(1) An issuer offering a security that is a covered security under 18(b)(4)(D) of the Securities Act of 1933 shall file a notice on Form D (17 CFR 239.500), and pay the fee required by 30-10-209(1)(a) and (1)(c), MCA, no later than 15 days after the first sale of the security in this state. An issuer shall file a renewal for each succeeding year that a security is offered in this state, and pay the fee required by 30-10-209(1)(b), MCA.
(2) For purposes of this rule, the SEC "Form D" is defined as the document, as adopted by the Securities and Exchange Commission and in effect on September 1, 1996, as may be amended by the SEC from time to time, entitled "Form D; notice of sale of securities pursuant to regulation D, section 4(6), and/or uniform limited offering exemption," including part E and the Appendix.

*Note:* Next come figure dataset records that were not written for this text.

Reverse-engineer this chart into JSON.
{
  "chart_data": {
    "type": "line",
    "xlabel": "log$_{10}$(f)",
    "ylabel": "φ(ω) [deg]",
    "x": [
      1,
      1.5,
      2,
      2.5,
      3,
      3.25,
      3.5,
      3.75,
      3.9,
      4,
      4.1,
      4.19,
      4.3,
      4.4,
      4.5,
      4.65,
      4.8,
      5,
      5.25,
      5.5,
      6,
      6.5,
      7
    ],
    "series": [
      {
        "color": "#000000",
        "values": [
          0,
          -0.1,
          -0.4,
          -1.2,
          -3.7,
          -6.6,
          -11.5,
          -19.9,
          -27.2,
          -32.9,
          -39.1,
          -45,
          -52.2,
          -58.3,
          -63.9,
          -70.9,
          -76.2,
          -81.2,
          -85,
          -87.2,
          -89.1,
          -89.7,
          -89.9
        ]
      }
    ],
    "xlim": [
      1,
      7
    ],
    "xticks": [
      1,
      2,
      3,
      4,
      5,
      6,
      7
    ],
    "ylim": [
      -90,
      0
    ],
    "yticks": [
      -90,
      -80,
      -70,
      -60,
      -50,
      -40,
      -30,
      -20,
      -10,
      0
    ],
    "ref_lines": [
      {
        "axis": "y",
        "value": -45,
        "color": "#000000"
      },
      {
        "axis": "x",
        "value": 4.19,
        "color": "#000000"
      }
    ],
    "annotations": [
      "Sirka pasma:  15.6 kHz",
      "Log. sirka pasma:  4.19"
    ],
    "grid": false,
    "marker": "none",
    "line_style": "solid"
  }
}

(3) Any Form D filing or renewal required under (1) must be submitted to the commissioner through the Electronic Filing Depository (EFD) operated by the North American Securities Administrators Association, Inc., and must comply with the following:
(a) All filing or renewal fees shall likewise be submitted through the EFD;
(b) A person duly authorized by the issuer shall affix his or her electronic signature to the Form D filing by typing his or her name in the appropriate fields and submitting the filing through the EFD, which shall constitute irrefutable evidence of legal signature by the individual whose name is typed on the filing; and
(c) Any documents or fees required under (1) to be filed with the commissioner that are not permitted to be filed with, or cannot be accepted by, the EFD must be filed directly with the commissioner, and must be accompanied by a statement from the issuer providing the date the filing was attempted through the EFD.